Lessens Learned on Quality (of) Standards

Date17 May 2011 - 20 May 2011
EventDASIA 2011
LocationMalta

Standards are used to describe and ensure the quality of products, services and processes throughout almost all branches of industry, including the field of software engineering. Contractors and suppliers are obligated by their customers and certification authorities to follow a certain set of standards during development. For example, a customer can easier actively participate in and control the contractor’s process when enforcing a standard process.

However, as with any requirement, a standard may also impede the contractor or supplier in assuring actual quality of the product in the sense of fitness for the purpose intended by the customer.

This is the case when a standard defines specific quality assurance activities requiring a considerable amount of effort while other more efficient but equivalent or even superior approaches are blocked. Then improvement of the ratio between cost and quality exceeding miniscule advances is heavily impeded.

While in some parts being too specific in defining the mechanisms of the enforced process, standards are sometimes too weak in defining the principles or goals on control of product quality.

Therefore this paper addresses the following issues: (1) Which conclusions can be drawn on the quality and efficiency of a standard? (2) If and how is it possible to improve or evolve a standard? (3) How well does a standard guide a user towards high quality of the end product?

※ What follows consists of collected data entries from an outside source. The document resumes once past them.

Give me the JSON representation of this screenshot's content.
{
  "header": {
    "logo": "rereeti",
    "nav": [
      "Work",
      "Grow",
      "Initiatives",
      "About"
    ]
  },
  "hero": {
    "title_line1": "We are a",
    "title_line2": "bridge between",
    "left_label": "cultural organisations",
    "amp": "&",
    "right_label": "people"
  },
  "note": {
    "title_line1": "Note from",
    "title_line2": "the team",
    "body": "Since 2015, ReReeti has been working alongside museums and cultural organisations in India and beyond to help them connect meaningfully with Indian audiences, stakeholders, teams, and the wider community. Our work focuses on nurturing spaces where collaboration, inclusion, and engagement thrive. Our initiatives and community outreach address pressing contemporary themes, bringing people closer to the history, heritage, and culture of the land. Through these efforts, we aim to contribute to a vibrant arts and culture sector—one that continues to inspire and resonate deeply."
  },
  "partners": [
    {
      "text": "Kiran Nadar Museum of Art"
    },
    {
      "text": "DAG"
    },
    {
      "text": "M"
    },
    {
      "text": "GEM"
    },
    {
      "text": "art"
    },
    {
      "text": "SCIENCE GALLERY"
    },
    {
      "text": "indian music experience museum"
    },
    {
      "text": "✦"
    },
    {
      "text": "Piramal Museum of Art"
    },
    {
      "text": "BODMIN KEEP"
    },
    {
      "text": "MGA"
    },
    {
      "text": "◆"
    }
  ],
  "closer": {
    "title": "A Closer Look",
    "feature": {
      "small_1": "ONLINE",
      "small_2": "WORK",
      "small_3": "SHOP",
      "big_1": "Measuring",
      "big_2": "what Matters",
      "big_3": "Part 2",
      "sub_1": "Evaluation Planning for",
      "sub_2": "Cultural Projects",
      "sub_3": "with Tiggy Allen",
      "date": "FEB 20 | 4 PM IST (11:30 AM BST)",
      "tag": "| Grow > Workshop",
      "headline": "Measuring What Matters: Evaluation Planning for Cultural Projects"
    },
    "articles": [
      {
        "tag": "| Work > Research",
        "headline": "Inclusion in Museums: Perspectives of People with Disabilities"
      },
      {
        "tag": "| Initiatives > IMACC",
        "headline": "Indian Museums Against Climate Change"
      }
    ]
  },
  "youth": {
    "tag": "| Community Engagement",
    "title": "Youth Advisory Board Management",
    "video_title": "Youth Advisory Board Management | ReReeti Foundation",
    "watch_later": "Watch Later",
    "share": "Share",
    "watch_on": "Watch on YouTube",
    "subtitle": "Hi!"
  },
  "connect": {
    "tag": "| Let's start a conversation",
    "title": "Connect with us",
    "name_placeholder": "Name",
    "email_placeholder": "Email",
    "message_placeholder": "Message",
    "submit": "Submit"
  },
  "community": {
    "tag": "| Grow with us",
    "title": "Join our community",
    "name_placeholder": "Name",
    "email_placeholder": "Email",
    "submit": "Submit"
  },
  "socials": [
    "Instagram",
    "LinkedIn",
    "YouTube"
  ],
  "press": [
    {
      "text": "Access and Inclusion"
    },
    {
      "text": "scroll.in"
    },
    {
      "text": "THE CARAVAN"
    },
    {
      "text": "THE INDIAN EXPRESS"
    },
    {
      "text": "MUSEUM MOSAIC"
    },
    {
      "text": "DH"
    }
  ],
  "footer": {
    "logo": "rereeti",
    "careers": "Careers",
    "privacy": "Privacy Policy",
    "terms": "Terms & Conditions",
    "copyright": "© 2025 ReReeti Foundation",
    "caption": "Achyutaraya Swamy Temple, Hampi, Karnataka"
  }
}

One conclusion is that the analyzed standards do interfere with technological innovation, though the standards leave a lot of freedom for concretization and are understood as technology-independent.

Another conclusion is that standards are not only a matter of quality but also a matter of competitiveness of the industry depending on resulting costs and time-to- market. When the costs induced by a standard are not adequate to the achievable quality, industry encounters a significant disadvantage.